If we feel that God is leading us as a community to do something, that’s the Spirit leading.  The only way we can know it is of God is if we follow and see.

In each of us, the nudge of the Spirit comes every day many times, if only we listen and look: that nudge to love someone and be kind, even though we are used to not liking them; that nudge to reach out to someone even though our tendency is to hold back; that nudge to offer ourselves to be a part of God’s justice in the world, even though there’s part of us that feels too busy, or too afraid.  All of this is the work of the Spirit, the blowing in the branches, if only we listen and look.

The really good thing about this new birth of the Spirit is that it’s not something that happens only once; the Spirit constantly works to give us new birth.

We misunderstand Jesus if we read his words today as a statement of a one-time thing.  It is true that the Church reads this and understands it to be about baptism, our birth in water and the Spirit.  But we Lutherans believe that living into our baptism is a daily renewal, a daily rebirth.  Every day we are given a new start in the Spirit, a new beginning.  This is very encouraging, especially when we see ourselves falling back into a pattern of holding back.

But if the Spirit is renewing us daily, giving birth to us daily, then we always have this new possibility, this new life.  To be forgiven when we fail, when we step back or walk away, and to be strengthened daily to move forward, to get in, to live in the kingdom.

To use the water metaphor: jumping in or sliding in slowly, both are fine so long as you get in.  Nicodemus finally gets in himself, if we understand John correctly.  At the end of this Gospel we see him openly acting as a disciple, helping bury Jesus’ body.
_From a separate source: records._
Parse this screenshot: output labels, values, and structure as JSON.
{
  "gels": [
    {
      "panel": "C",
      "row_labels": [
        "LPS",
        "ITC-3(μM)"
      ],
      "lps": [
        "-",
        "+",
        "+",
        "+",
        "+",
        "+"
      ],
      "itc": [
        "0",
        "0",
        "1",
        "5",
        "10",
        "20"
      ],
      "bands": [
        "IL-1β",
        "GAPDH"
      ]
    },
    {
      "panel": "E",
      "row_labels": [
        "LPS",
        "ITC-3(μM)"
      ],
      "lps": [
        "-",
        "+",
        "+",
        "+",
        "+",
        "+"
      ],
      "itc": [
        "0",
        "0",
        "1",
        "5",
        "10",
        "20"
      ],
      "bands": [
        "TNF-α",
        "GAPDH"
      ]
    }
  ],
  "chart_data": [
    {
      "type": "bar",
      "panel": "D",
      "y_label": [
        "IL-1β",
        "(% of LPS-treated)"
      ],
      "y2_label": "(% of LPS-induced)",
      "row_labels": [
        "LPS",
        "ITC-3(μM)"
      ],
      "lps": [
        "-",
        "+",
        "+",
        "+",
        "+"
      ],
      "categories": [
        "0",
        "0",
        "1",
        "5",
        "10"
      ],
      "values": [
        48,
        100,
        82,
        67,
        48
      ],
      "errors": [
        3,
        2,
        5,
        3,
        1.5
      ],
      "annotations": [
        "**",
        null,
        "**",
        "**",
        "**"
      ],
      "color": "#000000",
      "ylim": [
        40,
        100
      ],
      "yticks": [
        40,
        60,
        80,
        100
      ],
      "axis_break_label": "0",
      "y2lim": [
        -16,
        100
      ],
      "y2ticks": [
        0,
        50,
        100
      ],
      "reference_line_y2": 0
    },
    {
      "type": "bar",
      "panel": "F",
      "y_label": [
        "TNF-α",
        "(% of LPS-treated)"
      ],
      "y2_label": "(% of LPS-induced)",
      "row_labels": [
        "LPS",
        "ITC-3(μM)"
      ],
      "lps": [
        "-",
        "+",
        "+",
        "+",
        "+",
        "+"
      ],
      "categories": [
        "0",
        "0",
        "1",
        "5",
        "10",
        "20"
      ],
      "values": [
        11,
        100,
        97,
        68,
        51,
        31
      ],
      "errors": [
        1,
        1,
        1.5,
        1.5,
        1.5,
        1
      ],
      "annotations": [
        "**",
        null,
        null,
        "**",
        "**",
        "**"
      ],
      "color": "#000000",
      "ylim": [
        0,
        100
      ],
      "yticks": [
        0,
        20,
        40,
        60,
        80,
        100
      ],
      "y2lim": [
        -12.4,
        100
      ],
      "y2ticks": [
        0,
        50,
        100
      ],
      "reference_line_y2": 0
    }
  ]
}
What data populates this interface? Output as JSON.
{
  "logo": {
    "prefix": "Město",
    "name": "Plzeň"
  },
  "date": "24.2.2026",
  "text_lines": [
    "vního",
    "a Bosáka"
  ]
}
The point is to know that this is where life is we have to live it, we have to try living as a disciple, living in the kingdom, as often and as well as we can, to get into the water, to eat the food, rather than sitting alongside and watching and talking.

To love, because that’s life in the kingdom, even if it seems hard.  And in loving, even in little ways, to discover that loving as Christ loves is something we can learn, and something we can get better at with time, as the Spirit moves in us.  And also to find the new life such grace begins, the unending life Jesus promises in John 3:16.

To do justice, to make a difference in this world, because that’s life in the kingdom, even if we think it can’t be much of an impact.  And in doing this, even in little ways, to see that we can learn to do this, and get better at it with time, as the Spirit moves in us.  And also to find the joy that it does make a difference, it is part of God’s healing of the world, part of that unending life.

To trust God and not fear, because that’s life in the kingdom, even if it seems hard.  And so to discover how trusting God is something we can learn, and something that we get better at with time, as the Spirit moves in us.  And also to find the joy of life without fear such trust begins, the true unending life with God.

We’re not going to find God’s unending life if we only talk about it.

That’s Jesus’ invitation to us today.  Let’s take him at his word, and jump into this new life, trusting that the Spirit will show us the way.  It’s a daily new birth so that means we can even just take baby steps into the new life, until we grow and mature.  We can start out simply, trusting that we’ll learn what we need as we go, because that’s the way God will help us grow.

It’s a new birth we have before us, every day.  It’s time to let that be our reality and joy.  And then we’ll really see.